Since the report came out in July, county officials said they have eliminated mileage override codes that some workers used to avoid entering their odometer readings when they fueled up and are making sure that every employee has a specific ID number to use on the system. Workers using the county fuel depots must enter an employee ID, vehicle number and odometer reading before they can use the pumps, which are only for county vehicles.
County spokesman Jim Keary said most of the irregularities were done by workers looking to fill up their cars quickly and were not meant to scam the system.
"There was no fraud detected," said Keary, adding that some supervisors shared their login information with crews or told them to bypass odometer codes.
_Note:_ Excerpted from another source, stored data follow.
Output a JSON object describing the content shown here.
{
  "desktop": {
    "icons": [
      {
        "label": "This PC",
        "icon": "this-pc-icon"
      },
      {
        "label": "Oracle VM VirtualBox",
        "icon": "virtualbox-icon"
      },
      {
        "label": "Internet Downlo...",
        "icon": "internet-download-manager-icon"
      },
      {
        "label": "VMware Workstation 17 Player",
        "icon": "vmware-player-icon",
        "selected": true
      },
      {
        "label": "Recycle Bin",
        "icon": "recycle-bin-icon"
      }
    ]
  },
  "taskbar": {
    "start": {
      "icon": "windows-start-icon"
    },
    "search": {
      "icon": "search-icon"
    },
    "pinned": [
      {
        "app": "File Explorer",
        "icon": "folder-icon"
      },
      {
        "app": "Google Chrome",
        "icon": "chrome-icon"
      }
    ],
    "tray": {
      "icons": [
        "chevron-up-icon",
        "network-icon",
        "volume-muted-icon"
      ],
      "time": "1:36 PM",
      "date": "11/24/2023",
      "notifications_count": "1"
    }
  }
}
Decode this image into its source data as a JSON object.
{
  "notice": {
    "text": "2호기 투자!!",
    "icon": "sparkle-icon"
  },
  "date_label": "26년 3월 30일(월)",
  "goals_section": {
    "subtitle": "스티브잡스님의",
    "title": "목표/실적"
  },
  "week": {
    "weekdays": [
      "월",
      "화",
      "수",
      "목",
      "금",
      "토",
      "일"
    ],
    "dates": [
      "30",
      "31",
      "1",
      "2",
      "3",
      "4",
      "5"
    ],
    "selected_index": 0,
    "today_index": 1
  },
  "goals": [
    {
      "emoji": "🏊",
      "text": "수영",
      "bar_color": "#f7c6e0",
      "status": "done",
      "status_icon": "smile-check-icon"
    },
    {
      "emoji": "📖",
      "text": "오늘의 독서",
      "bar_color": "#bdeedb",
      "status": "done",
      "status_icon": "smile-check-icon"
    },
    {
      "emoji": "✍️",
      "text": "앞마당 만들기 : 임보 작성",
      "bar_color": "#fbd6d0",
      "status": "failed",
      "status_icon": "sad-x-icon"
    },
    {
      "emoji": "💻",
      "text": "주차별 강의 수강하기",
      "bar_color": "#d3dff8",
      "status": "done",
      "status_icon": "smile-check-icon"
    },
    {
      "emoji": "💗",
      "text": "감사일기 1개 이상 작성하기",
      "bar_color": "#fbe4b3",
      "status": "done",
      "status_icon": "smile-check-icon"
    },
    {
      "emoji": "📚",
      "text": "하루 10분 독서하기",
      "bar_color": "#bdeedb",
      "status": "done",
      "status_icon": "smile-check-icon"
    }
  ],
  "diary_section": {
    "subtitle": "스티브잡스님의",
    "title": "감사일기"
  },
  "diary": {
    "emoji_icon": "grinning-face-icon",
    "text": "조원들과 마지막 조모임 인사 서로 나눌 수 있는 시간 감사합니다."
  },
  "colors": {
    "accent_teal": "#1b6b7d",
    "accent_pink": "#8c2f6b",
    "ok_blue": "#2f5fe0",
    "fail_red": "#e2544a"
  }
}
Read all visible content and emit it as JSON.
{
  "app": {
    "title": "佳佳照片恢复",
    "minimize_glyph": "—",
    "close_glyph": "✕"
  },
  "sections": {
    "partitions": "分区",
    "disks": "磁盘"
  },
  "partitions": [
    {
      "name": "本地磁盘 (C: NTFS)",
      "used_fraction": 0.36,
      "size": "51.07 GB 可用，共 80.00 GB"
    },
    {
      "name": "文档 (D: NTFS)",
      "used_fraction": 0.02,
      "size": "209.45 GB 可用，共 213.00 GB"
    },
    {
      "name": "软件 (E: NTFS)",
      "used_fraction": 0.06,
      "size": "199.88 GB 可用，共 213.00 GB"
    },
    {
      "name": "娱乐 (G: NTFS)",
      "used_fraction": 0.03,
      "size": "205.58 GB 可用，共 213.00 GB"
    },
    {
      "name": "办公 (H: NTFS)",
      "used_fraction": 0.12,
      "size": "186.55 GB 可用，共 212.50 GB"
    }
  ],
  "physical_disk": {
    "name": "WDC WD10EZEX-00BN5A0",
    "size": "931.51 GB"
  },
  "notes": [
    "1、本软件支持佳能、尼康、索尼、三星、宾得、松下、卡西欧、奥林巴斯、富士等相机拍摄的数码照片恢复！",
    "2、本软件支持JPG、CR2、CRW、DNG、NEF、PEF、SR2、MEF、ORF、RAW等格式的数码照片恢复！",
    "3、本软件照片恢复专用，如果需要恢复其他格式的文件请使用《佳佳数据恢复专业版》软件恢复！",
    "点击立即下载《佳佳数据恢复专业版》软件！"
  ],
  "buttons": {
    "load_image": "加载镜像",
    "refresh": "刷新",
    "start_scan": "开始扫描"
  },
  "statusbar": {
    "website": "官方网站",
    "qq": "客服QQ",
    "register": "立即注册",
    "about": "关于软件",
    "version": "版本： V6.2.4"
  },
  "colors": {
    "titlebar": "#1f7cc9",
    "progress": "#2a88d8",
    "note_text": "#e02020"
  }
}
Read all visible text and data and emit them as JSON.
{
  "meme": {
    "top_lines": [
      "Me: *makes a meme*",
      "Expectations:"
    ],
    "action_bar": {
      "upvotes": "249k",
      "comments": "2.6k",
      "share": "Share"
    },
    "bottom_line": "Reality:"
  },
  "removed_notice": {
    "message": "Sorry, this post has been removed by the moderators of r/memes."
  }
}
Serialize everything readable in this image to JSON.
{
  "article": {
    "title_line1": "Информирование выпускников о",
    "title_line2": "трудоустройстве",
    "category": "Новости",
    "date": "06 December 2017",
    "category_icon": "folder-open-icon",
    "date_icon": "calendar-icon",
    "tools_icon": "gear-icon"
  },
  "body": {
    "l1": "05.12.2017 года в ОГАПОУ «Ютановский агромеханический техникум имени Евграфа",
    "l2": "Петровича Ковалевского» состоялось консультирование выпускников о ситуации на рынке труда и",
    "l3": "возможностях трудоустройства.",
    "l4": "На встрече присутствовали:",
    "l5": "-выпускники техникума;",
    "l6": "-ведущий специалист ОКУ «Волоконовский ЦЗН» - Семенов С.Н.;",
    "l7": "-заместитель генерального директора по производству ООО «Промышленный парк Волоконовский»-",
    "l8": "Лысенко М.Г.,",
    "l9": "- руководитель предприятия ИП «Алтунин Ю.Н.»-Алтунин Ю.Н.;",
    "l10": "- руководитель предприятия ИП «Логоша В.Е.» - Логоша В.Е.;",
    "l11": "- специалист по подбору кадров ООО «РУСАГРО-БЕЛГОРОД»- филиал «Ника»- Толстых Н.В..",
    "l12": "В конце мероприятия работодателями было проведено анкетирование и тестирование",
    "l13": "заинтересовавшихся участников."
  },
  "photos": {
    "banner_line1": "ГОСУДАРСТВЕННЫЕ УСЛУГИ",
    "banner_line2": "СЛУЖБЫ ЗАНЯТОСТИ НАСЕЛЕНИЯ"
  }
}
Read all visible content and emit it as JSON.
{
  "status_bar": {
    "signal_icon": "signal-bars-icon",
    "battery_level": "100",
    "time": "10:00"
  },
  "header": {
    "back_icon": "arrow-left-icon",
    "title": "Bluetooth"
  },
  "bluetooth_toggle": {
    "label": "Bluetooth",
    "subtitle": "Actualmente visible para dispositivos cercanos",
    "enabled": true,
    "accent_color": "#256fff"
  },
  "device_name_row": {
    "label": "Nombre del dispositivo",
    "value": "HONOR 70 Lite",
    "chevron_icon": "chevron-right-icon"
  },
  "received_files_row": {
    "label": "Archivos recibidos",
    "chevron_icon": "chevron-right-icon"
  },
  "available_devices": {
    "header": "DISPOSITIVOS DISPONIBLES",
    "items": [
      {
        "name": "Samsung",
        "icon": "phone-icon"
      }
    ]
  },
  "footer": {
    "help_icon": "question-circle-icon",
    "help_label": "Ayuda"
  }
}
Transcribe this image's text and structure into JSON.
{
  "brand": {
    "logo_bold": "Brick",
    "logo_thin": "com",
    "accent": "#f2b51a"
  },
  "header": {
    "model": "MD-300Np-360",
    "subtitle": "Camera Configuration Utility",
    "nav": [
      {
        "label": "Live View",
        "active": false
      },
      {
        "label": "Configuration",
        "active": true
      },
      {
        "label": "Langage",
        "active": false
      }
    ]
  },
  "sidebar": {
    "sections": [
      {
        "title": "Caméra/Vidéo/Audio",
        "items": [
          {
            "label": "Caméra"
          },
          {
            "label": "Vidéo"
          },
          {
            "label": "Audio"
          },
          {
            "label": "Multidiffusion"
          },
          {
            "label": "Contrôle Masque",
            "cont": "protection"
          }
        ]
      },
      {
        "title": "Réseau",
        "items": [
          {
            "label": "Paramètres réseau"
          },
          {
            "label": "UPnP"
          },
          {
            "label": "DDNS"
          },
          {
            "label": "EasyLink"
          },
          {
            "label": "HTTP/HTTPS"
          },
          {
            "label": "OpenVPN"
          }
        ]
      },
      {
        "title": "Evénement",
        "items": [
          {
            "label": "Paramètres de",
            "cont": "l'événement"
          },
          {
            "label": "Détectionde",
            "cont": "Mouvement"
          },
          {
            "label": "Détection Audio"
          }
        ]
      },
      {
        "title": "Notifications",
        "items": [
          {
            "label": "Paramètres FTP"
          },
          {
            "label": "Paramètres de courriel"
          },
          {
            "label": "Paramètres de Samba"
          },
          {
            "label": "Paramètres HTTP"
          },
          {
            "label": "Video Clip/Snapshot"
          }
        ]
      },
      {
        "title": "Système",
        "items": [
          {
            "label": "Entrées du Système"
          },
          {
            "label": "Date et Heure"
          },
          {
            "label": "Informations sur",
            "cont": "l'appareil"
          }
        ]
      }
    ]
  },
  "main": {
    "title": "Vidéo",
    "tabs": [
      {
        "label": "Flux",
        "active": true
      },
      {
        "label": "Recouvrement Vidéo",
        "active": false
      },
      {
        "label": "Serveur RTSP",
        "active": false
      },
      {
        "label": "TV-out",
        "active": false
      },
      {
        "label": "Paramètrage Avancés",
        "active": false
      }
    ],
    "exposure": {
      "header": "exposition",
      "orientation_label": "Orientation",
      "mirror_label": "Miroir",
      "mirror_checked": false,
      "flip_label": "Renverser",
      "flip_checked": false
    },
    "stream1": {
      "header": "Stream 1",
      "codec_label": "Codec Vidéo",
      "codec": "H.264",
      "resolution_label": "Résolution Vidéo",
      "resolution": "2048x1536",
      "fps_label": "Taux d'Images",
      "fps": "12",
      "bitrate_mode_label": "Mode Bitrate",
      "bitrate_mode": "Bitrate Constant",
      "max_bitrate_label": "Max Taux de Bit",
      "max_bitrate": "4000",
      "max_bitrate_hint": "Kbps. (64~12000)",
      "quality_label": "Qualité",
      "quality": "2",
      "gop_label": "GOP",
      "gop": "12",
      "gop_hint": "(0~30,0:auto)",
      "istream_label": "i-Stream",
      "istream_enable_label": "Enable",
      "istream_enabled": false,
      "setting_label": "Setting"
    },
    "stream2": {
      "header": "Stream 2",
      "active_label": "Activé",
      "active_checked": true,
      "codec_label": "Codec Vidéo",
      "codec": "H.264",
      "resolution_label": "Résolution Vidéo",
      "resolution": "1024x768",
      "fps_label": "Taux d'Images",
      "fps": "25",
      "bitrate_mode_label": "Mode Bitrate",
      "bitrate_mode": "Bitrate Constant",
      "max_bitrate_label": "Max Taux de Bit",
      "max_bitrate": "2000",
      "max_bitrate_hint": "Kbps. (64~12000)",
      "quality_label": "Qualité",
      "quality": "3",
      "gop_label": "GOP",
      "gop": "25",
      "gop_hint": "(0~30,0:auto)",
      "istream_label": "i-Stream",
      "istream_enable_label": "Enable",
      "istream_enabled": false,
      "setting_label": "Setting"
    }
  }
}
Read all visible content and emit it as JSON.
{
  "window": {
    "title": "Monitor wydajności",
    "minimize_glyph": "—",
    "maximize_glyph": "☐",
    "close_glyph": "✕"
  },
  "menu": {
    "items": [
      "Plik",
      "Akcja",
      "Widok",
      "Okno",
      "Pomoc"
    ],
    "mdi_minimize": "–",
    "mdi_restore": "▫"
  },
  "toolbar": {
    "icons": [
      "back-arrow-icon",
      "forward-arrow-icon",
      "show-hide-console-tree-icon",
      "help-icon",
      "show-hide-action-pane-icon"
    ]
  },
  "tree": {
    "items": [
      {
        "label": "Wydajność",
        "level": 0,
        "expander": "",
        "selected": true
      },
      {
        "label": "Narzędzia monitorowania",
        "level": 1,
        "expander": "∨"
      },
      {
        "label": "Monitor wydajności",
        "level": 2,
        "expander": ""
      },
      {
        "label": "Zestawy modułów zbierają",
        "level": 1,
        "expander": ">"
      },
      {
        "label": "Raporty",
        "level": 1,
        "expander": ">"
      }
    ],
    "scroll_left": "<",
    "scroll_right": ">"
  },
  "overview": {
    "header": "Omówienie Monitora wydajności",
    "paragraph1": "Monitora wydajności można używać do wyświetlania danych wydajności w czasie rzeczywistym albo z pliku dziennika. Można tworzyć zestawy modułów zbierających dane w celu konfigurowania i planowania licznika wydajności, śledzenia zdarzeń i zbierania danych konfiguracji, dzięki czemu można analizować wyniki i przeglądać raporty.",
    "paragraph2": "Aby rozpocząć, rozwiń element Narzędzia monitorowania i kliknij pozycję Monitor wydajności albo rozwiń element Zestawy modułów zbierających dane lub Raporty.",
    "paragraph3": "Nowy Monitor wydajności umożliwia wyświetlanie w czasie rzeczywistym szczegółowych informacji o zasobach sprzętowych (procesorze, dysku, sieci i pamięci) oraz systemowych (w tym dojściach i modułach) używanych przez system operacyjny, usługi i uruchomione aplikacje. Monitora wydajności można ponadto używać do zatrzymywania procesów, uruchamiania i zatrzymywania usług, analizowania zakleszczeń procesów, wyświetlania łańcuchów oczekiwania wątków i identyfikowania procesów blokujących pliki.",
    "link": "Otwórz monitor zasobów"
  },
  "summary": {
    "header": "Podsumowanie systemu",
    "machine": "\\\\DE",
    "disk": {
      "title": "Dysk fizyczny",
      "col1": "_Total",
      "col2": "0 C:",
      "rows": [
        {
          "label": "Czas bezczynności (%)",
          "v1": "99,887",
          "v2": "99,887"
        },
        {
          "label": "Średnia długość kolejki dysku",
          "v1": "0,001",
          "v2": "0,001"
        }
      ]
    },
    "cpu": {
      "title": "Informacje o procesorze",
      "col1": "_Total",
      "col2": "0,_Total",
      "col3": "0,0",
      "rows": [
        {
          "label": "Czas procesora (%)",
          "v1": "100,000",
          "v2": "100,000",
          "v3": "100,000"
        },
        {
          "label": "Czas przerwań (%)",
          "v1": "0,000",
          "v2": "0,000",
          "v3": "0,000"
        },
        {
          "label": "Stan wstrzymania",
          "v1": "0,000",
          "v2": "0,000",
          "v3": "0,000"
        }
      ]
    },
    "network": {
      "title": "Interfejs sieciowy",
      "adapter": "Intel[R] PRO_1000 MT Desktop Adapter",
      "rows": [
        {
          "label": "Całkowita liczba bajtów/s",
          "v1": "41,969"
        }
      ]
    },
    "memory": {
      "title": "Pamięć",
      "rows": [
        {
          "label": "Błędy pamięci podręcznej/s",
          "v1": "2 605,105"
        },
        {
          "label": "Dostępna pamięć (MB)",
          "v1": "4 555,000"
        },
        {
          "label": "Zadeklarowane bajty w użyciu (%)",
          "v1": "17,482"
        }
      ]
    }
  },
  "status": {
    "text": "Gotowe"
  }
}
"People get into bad habits," he said.
Prince George's County has a fleet of more than 3,000 vehicles. The fuel depot dispenses about 4.4 million gallons of fuel a year for everything from school buses to take-home police cars. At current fuel prices of $3.50 a gallon, the county spends about $15.4 million a year on fuel.
In addition to the logging irregularities, county auditors noted that the fuel tracking system and the county's accounting system often conflict, creating more problems when it comes to billing each department for the fuel it uses. "Program and data errors" were blamed for creating confusion on which departments owe more than budgeted for fuel use.
"Currently fuel can be dispensed haphazardly throughout the county, and agencies responsible for the actual fuel usage may not be billed accurately," the report states.
The report also urges fuel depot workers to regularly check the levels at the station fuel tanks, which often did not match the estimated amount of fuel. At the county's Glenn Dale depot, auditors noted that officials overestimated the actual amount of fuel they had by more than 700 gallons numerous times.
Because gasoline is so expensive, failing to track its use can be costly. Auditors noted that about $71,000 in gas bills to "outside government agencies" were unpaid to the county as of February and that officials had no policy for collecting delinquent accounts.
Keary said the county is looking at ways to integrate the fuel tracking system and the county's accounting system and is also moving to install security cameras at some sites to monitor use.